Hypotheses: Null Hypothesis (H0): There is no relationship between minutes played and games played on fantasy point scoring. Alternate Hypothesis (H1): There is a relationship between minutes played and games played on fantasy point scoring. To investigate this, we conducted a least squares regression analysis to assess the impact of multiple variables, including minutes played and games played, on fantasy basketball scoring.
Key Findings: Regression Analysis: The results from the least squares regression provided insights into the significance of various predictors on fantasy points.
Significance of Variables: Both minutes played and games played were found to be significant predictors of fantasy point scoring.

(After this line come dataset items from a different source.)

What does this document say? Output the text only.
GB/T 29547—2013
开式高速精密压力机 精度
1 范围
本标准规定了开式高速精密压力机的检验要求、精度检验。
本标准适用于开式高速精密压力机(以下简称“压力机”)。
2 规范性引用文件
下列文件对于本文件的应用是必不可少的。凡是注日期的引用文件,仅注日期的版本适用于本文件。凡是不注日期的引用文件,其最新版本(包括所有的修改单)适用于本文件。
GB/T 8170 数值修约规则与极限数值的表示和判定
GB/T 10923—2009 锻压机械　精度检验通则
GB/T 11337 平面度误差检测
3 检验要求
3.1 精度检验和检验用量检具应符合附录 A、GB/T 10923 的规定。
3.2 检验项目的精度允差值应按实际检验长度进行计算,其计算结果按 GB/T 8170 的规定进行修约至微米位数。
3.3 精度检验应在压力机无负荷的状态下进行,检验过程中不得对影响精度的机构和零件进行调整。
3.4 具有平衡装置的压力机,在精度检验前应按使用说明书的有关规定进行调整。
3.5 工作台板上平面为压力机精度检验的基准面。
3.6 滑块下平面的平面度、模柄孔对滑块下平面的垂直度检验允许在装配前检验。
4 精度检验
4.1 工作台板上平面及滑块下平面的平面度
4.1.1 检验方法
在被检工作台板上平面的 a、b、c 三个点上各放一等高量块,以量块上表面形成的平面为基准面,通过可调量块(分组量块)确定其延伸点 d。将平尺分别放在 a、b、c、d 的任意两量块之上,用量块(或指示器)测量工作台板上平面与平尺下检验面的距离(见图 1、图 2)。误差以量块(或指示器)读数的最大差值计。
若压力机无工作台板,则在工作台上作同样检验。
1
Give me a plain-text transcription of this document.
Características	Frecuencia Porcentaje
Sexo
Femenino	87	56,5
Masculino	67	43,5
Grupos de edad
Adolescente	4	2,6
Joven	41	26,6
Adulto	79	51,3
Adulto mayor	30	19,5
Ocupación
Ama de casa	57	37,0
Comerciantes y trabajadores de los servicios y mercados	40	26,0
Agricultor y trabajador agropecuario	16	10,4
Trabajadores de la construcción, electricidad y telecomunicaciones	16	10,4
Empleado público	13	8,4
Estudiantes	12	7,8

This indicates that players who spend more time on the court and participate in more games tend to accumulate higher fantasy points. Volume Metrics: The positive coefficients for minutes played and games played suggest that as these variables increase, the fantasy points scored by a player also increase. This supports the notion that volume is a critical aspect of fantasy point scoring.
Conclusion: Based on the regression analysis, we reject the null hypothesis (H0) and accept the alternate hypothesis (H1). There is a statistically significant relationship between minutes played, games played, and fantasy point scoring. This finding aligns with our belief that volume metrics, such as the amount of time a player is on the court and the number of games they play, are important factors in determining their fantasy basketball performance.
Implications: For fantasy basketball managers, this analysis highlights the importance of considering players' minutes and games played when making roster decisions. Players who consistently play more minutes and participate in more games are likely to be more valuable in terms of fantasy points, making them strategic picks for a successful fantasy basketball season.